Kitabı oku: «Архиерей», sayfa 4

Yazı tipi:

Мороз

На Крещение в губернском городе N. было устроено с благотворительной целью «народное» гулянье. Выбрали широкую часть реки между рынком и архиерейским двором, огородили ее канатом, елками и флагами и соорудили все, что нужно для катанья на коньках, на санях и с гор. Праздник предполагался в возможно широких размерах. Выпущенные афиши были громадны и обещали немало удовольствий: каток, оркестр военной музыки, беспроигрышную лотерею, электрическое солнце и проч. Но все это едва не рушилось благодаря сильному морозу. На Крещенье с самого кануна стоял мороз градусов в 28 с ветром; и гулянье хотели отложить, но не сделали этого только потому, что публика, долго и нетерпеливо ожидавшая гулянья, не соглашалась ни на какие отсрочки.

– Помилуйте, на то теперь и зима, чтоб был мороз! – убеждали дамы губернатора, который стоял за то, чтобы гулянье было отложено. – Если кому будет холодно, тот может где-нибудь погреться!

От мороза побелели деревья, лошади, бороды; казалось даже, сам воздух трещал, не вынося холода, но, несмотря на это, тотчас же после водосвятия озябшая полиция была уже на катке, и ровно в час дня начал играть военный оркестр.

В самый разгар гулянья, часу в четвертом, в губернаторском павильоне, построенном на берегу реки, собралось греться местное отборное общество. Тут были старик губернатор с женой, архиерей, председатель суда, директор гимназии и многие другие. Дамы сидели в креслах, а мужчины толпились около широкой стеклянной двери и глядели на каток.

– Ай, батюшки, – изумлялся архиерей, – ногами-то, ногами какие ноты выводят! Ей-же-ей, иной певец голосом того не выведет, что эти головорезы ногами… Ай, убьется!

– Это Смирнов… Это Груздев, – говорил директор, называя по фамилии гимназистов, летавших мимо павильона.

– Ба, жив курилка! – засмеялся губернатор. – Господа, поглядите, наша городская голова идет… Сюда идет. Ну, беда: заговорит он нас теперь!

С другого берега, сторонясь от конькобежцев, шел к павильону маленький, худенький старик в лисьей шубе нараспашку и в большом картузе. Это был городской голова, купец Еремеев, миллионер, N-ский старожил. Растопырив руки и пожимаясь от холода, он подпрыгивал, стучал калошей о калошу и, видимо, спешил убраться от ветра. На полдороге он вдруг согнулся, подкрался сзади к какой-то даме и дернул ее за рукав. Когда та оглянулась, он отскочил и, вероятно, довольный тем, что сумел испугать, разразился громким старческим смехом.

– Живой старикашка! – сказал губернатор. – Удивительно, как это он еще на коньках не катается.

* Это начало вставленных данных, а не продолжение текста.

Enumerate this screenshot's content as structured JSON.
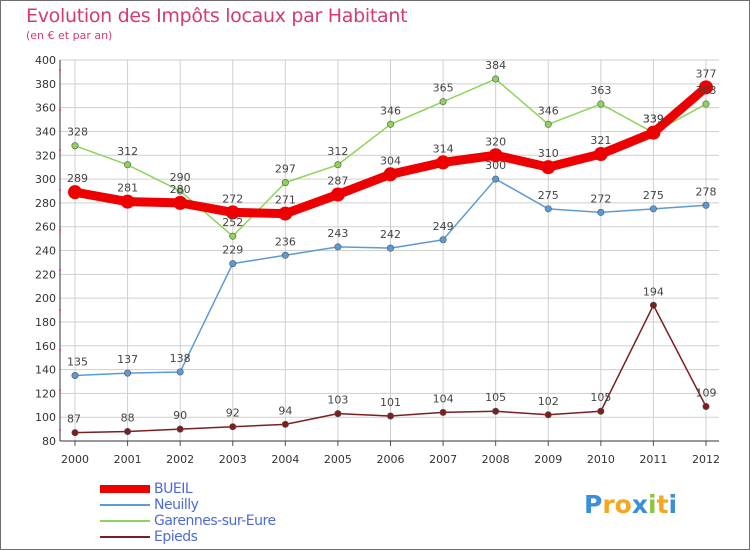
{
  "header": {
    "title": "Evolution des Impôts locaux par Habitant",
    "subtitle": "(en € et par an)"
  },
  "colors": {
    "title": "#d63a6e",
    "legend_text": "#4e6bd8",
    "grid": "#cfcfcf"
  },
  "chart_data": {
    "type": "line",
    "x": [
      "2000",
      "2001",
      "2002",
      "2003",
      "2004",
      "2005",
      "2006",
      "2007",
      "2008",
      "2009",
      "2010",
      "2011",
      "2012"
    ],
    "ylim": [
      80,
      400
    ],
    "yticks": [
      80,
      100,
      120,
      140,
      160,
      180,
      200,
      220,
      240,
      260,
      280,
      300,
      320,
      340,
      360,
      380,
      400
    ],
    "grid": true,
    "legend_position": "bottom-left",
    "series": [
      {
        "name": "BUEIL",
        "color": "#ee0000",
        "values": [
          289,
          281,
          280,
          272,
          271,
          287,
          304,
          314,
          320,
          310,
          321,
          339,
          377
        ]
      },
      {
        "name": "Neuilly",
        "color": "#5b9bd5",
        "values": [
          135,
          137,
          138,
          229,
          236,
          243,
          242,
          249,
          300,
          275,
          272,
          275,
          278
        ]
      },
      {
        "name": "Garennes-sur-Eure",
        "color": "#8fd45a",
        "values": [
          328,
          312,
          290,
          252,
          297,
          312,
          346,
          365,
          384,
          346,
          363,
          339,
          363
        ]
      },
      {
        "name": "Epieds",
        "color": "#7a2020",
        "values": [
          87,
          88,
          90,
          92,
          94,
          103,
          101,
          104,
          105,
          102,
          105,
          194,
          109
        ]
      }
    ]
  },
  "logo": {
    "letters": [
      "P",
      "r",
      "o",
      "x",
      "i",
      "t",
      "i"
    ],
    "colors": [
      "#3a8fd8",
      "#f5a623",
      "#f5a623",
      "#3a8fd8",
      "#8cc63f",
      "#f5a623",
      "#3a8fd8"
    ]
  }
}
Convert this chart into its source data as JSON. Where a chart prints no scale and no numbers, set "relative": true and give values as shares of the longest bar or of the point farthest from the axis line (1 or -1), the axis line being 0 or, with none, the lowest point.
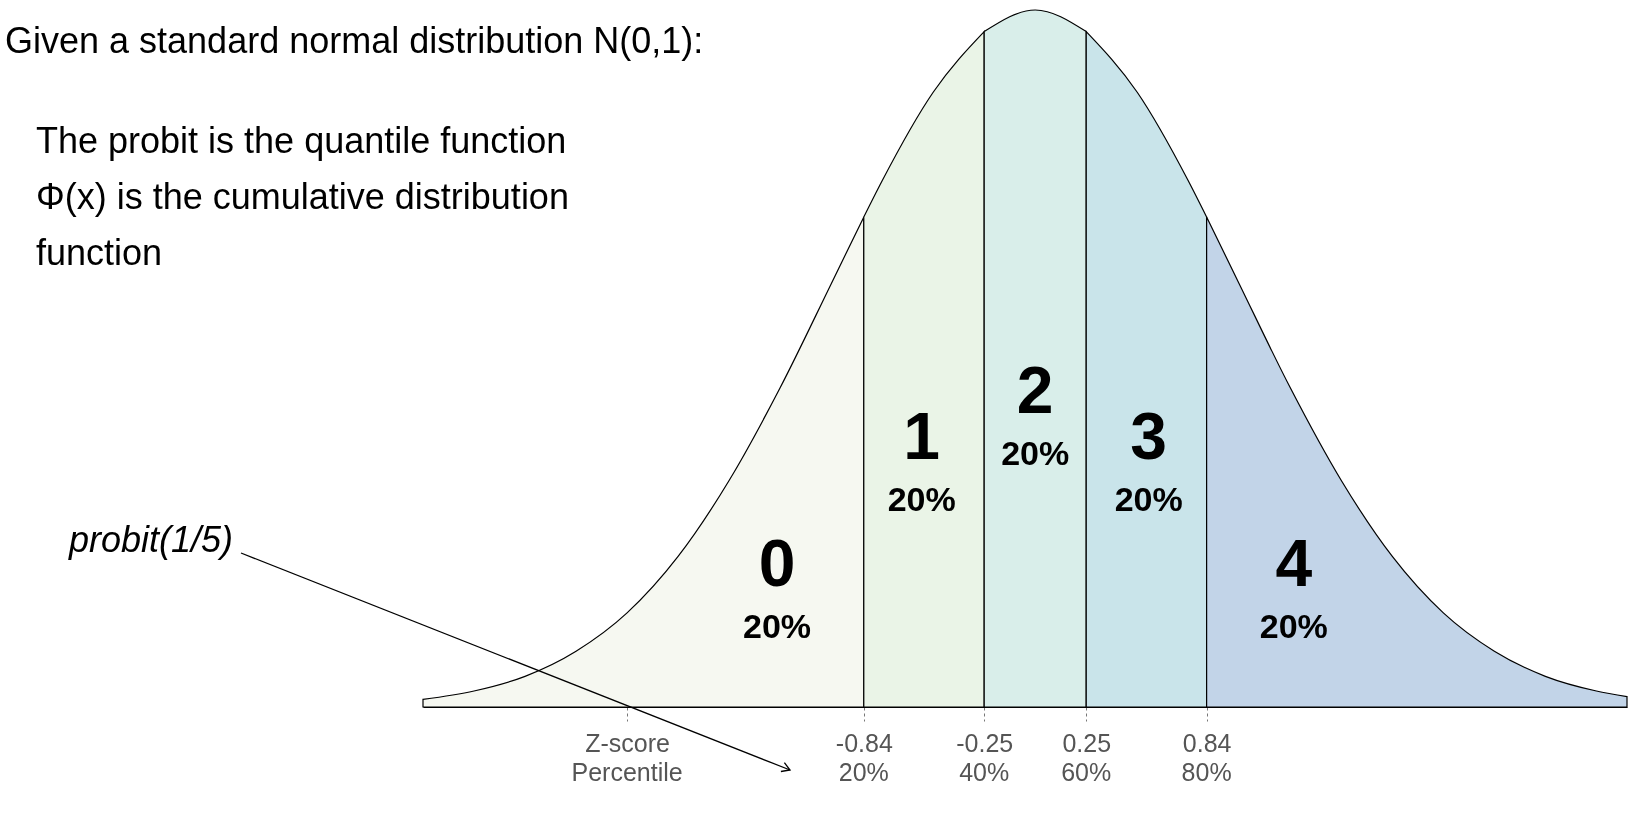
{
  "chart_data": {
    "type": "area",
    "relative": true,
    "xlim": [
      -3,
      2.9
    ],
    "xticks": [
      {
        "value": -2,
        "label": "Z-score"
      },
      -0.84,
      -0.25,
      0.25,
      0.84
    ],
    "series": [
      {
        "name": "0",
        "color": "#f6f8f1",
        "x": [
          -3,
          -2.75,
          -2.5,
          -2.25,
          -2,
          -1.75,
          -1.5,
          -1.25,
          -1,
          -0.84
        ],
        "values": [
          0.011,
          0.023,
          0.044,
          0.08,
          0.135,
          0.216,
          0.325,
          0.458,
          0.607,
          0.703
        ]
      },
      {
        "name": "1",
        "color": "#eaf4e7",
        "x": [
          -0.84,
          -0.75,
          -0.5,
          -0.25
        ],
        "values": [
          0.703,
          0.755,
          0.882,
          0.969
        ]
      },
      {
        "name": "2",
        "color": "#d9eeea",
        "x": [
          -0.25,
          0,
          0.25
        ],
        "values": [
          0.969,
          1,
          0.969
        ]
      },
      {
        "name": "3",
        "color": "#c9e4ea",
        "x": [
          0.25,
          0.5,
          0.75,
          0.84
        ],
        "values": [
          0.969,
          0.882,
          0.755,
          0.703
        ]
      },
      {
        "name": "4",
        "color": "#c2d4e8",
        "x": [
          0.84,
          1,
          1.25,
          1.5,
          1.75,
          2,
          2.25,
          2.5,
          2.75,
          2.9
        ],
        "values": [
          0.703,
          0.607,
          0.458,
          0.325,
          0.216,
          0.135,
          0.08,
          0.044,
          0.023,
          0.015
        ]
      }
    ],
    "annotations": [
      "20%",
      "20%",
      "20%",
      "20%",
      "20%",
      "Given a standard normal distribution N(0,1):",
      "The probit is the quantile function",
      "Φ(x) is the cumulative distribution function",
      "probit(1/5)",
      "Percentile",
      "20%",
      "40%",
      "60%",
      "80%"
    ],
    "grid": false
  }
}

Подходя к павильону, голова засеменил мелкой рысцой, замахал руками и, разбежавшись, подполз по льду на своих громадных калошах к самой двери.

– Егор Иваныч, коньки вам надо купить! – встретил его губернатор.

– Я и сам-то думаю! – ответил он крикливым, немного гнусавый тенорком, снимая шапку. – Здравия желаю, ваше превосходительство! Ваше преосвященство, владыко святый! Всем прочим господам – многая лета! Вот так мороз! Ну, да и мороз же, бог с ним! Смерть!

Мигая красными, озябшими глазами, Егор Иваныч застучал по полу калошами и захлопал руками, как озябший извозчик.

– Такой проклятущий мороз, что хуже собаки всякой! – продолжал он говорить, улыбаясь во все лицо. – Сущая казнь!

– Это здорово, – сказал губернатор. – Мороз укрепляет человека, бодрит.

– Хоть и здорово, но лучше б его вовсе не было, – сказал голова, утирая красным платком свою клиновидную бородку. – Бог с ним! Я так понимаю, ваше превосходительство, Господь в наказание нам его посылает, мороз-то. Летом грешим, а зимою казнимся… да!

Егор Иваныч быстро огляделся и всплеснул руками.

– А где же это самое… чем греться-то? – спросил он, испуганно глядя то на губернатора, то на архиерея. – Ваше превосходительство! Владыко святый! Чай, и мадамы озябли! Надо что-нибудь! Так невозможно!

Все замахали руками, стали говорить, что они приехали на каток не за тем, чтобы греться, но голова, никого не слушая, отворил дверь и закивал кому-то согнутым в крючок пальцем. К нему подбежали артельщик и пожарный.

– Вот что, бегите к Саватину, – забормотал он, – и скажите, чтоб как можно скорей прислал сюда того… Как его? Чего бы такое? Стало быть, скажи, чтоб десять стаканов прислал… десять стаканов глинтвейнцу… самого горячего, или пуншу, что ли…

В павильоне засмеялись.

– Нашел, чем угощать!

– Ничего, выпьем… – бормотал голова. – Стало быть, десять стаканов… Ну, еще бенедиктинцу, что ли… красненького вели согреть бутылки две… Ну, а мадамам чего? Ну, скажешь там, чтоб пряников, орешков… конфетов каких там, что ли… Ну, ступай! Живо!

Голова минуту помолчал, а потом опять стал бранить мороз, хлопая руками и стуча калошами.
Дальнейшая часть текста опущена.